The euro gave up brief gains this morning following comments from the German finance minister.
The currency made some headway after eurozone producer prices rose by more than expected in April, rising 0.9% over the previous month instead of the forecast 0.8%, and it was also given a lift following news of the Portuguese election (as the formation of a new government means that Lisbon is now able to implement the cuts and reforms specified by the EU-IMF bailout). However, any gains rapidly disappeared after German finance minister Wolfgang Schauble said that it was not certain that Greece would receive another bailout. The euro has made advances of late on the expectation that the EU and IMF were prepared to throw more money in Greece’s direction, so the possibility that Athens will have to rub along without additional funding could see the euro retrace some of its recent gains.
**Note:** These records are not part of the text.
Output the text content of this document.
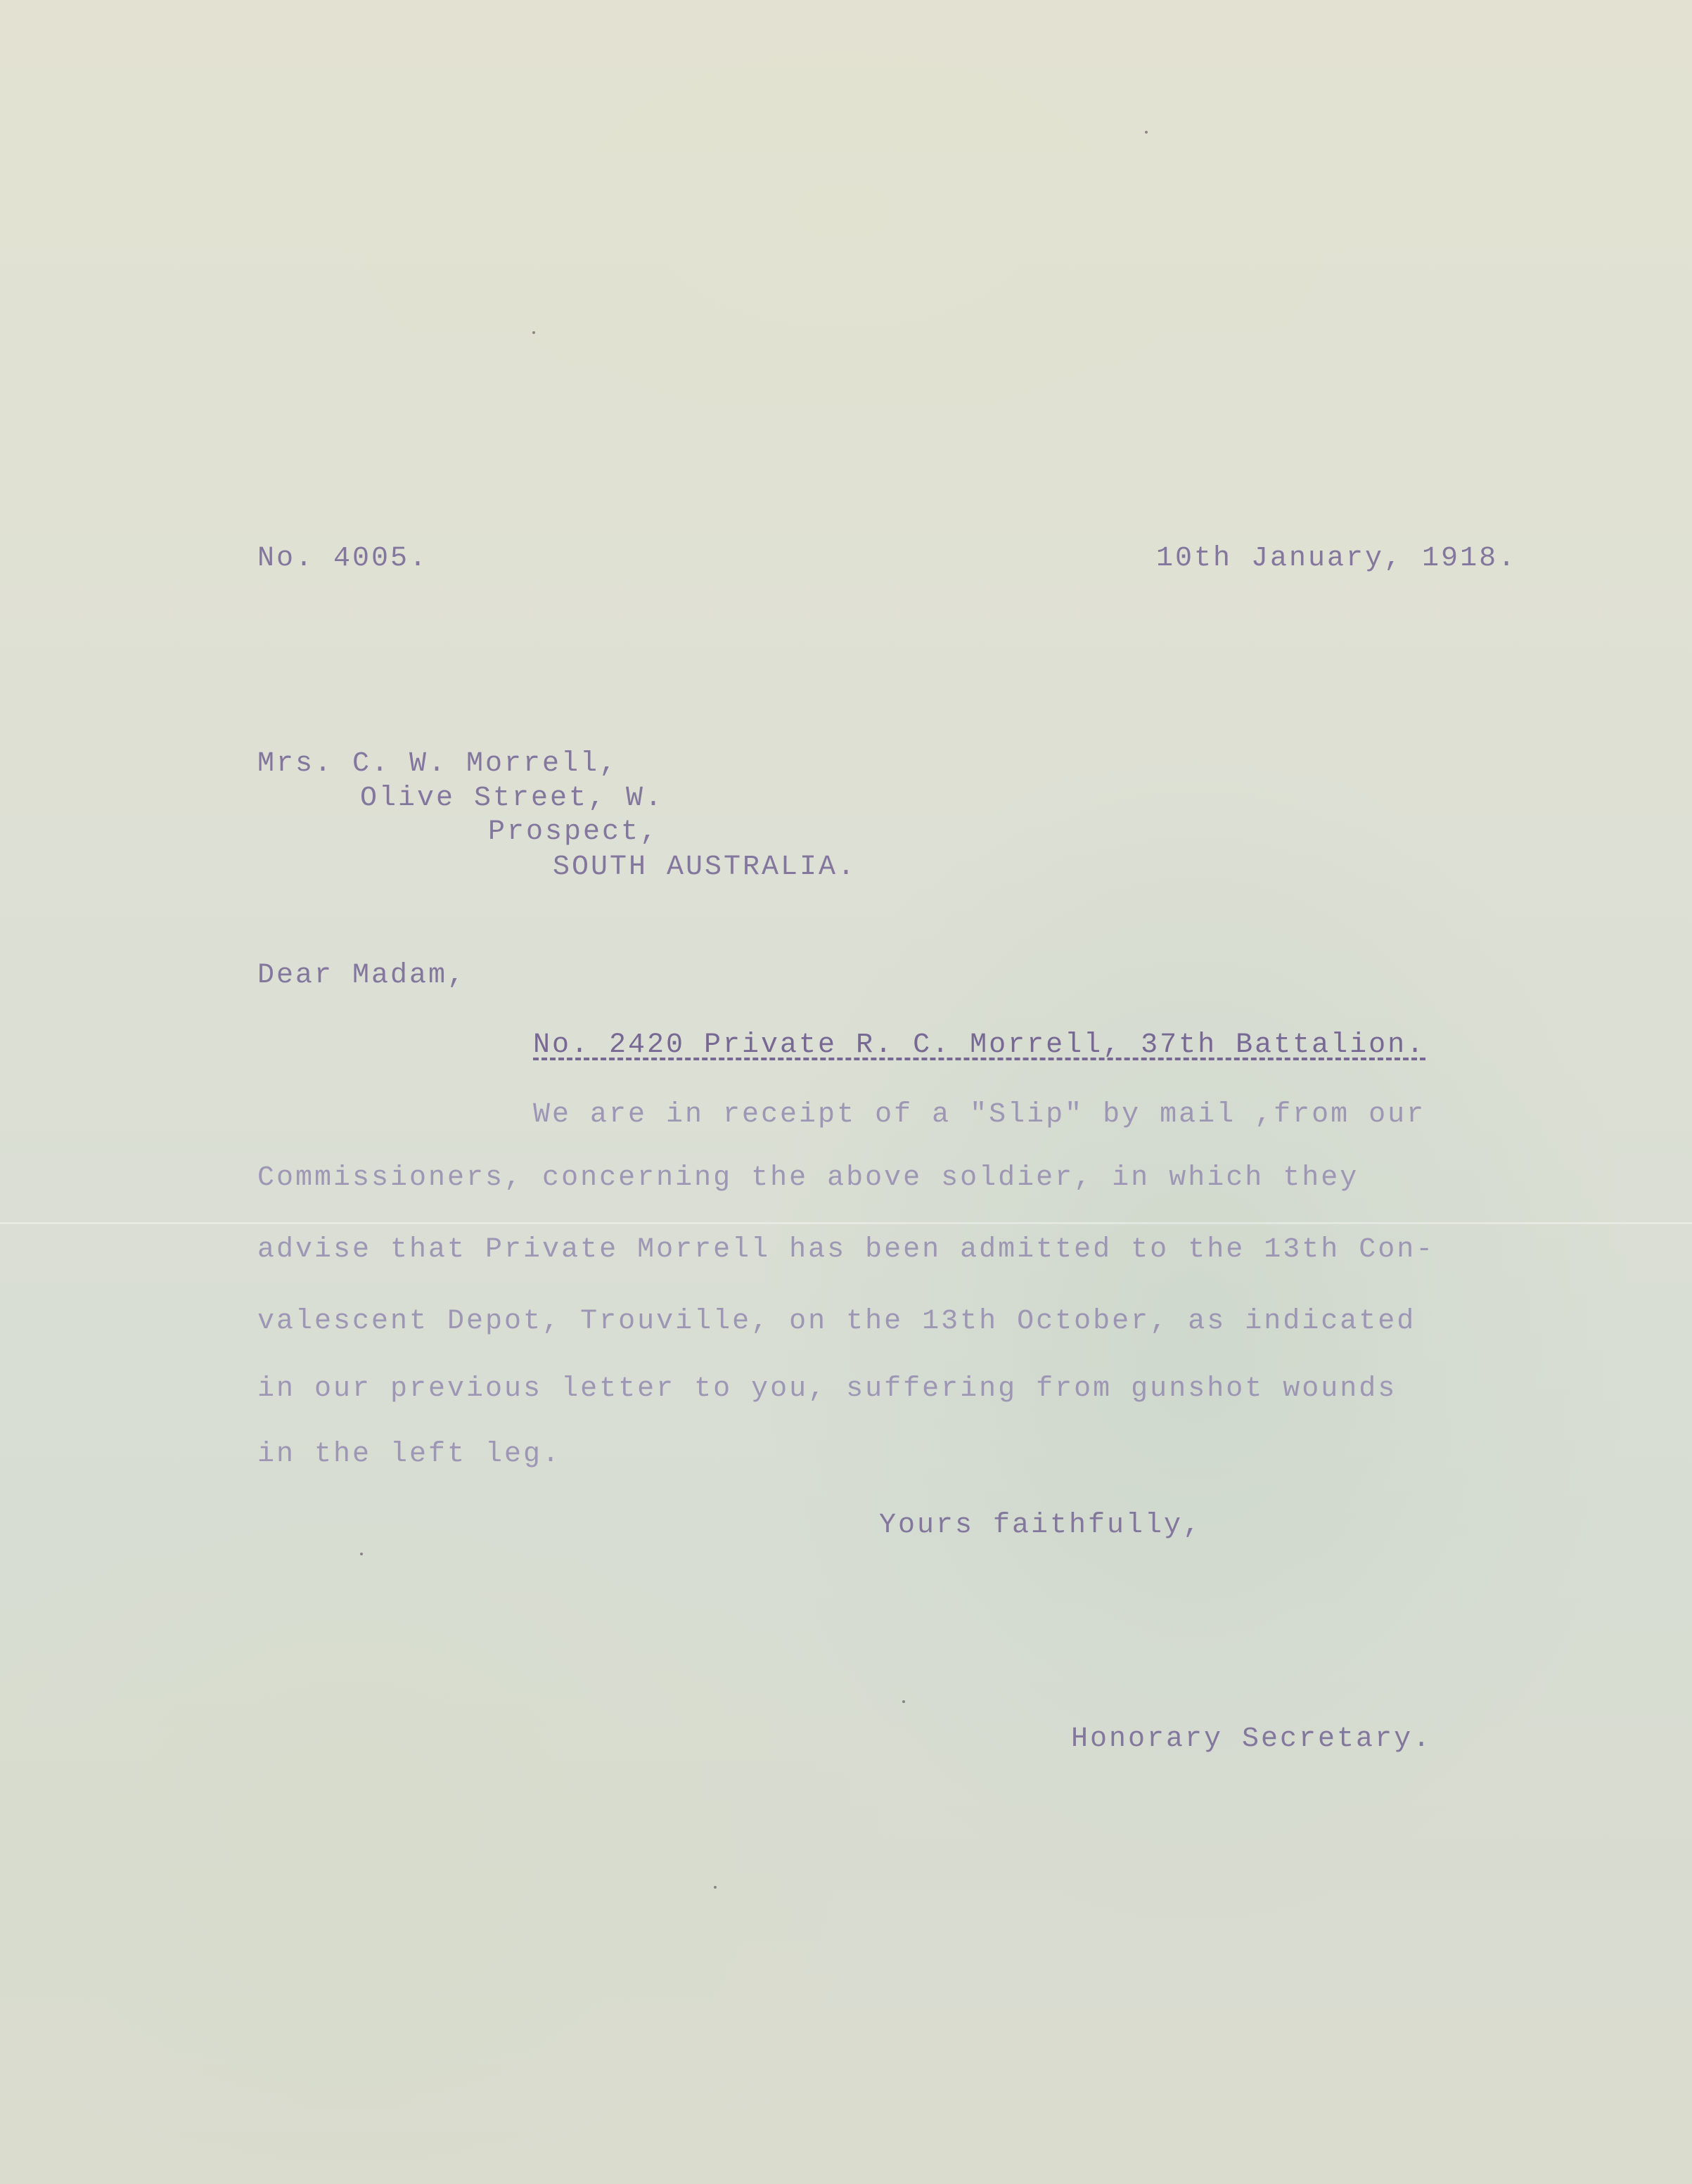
No. 4005.	10th January, 1918.
Mrs. C. W. Morrell,
Olive Street, W.
Prospect,
SOUTH AUSTRALIA.
Dear Madam,
No. 2420 Private R. C. Morrell, 37th Battalion.
We are in receipt of a "Slip" by mail ,from our
Commissioners, concerning the above soldier, in which they
advise that Private Morrell has been admitted to the 13th Con-
valescent Depot, Trouville, on the 13th October, as indicated
in our previous letter to you, suffering from gunshot wounds
in the left leg.
Yours faithfully,
Honorary Secretary.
On an hourly basis, the euro was ‘oversold’ this morning, so some declines were to be expected, especially given the rapid rise seen following Friday’s abysmal non-farm payrolls news. Traders will be wary of movements in EUR/USD ahead of Thursday’s ECB interest rate decision. Although no change to the current rate of 1.25% is forecast, the press conference will provide useful clues about whether the ECB will raise rates in July. If Mr Trichet drops the ‘close vigilance’ bomb, then this could put upward pressure on EUR/USD.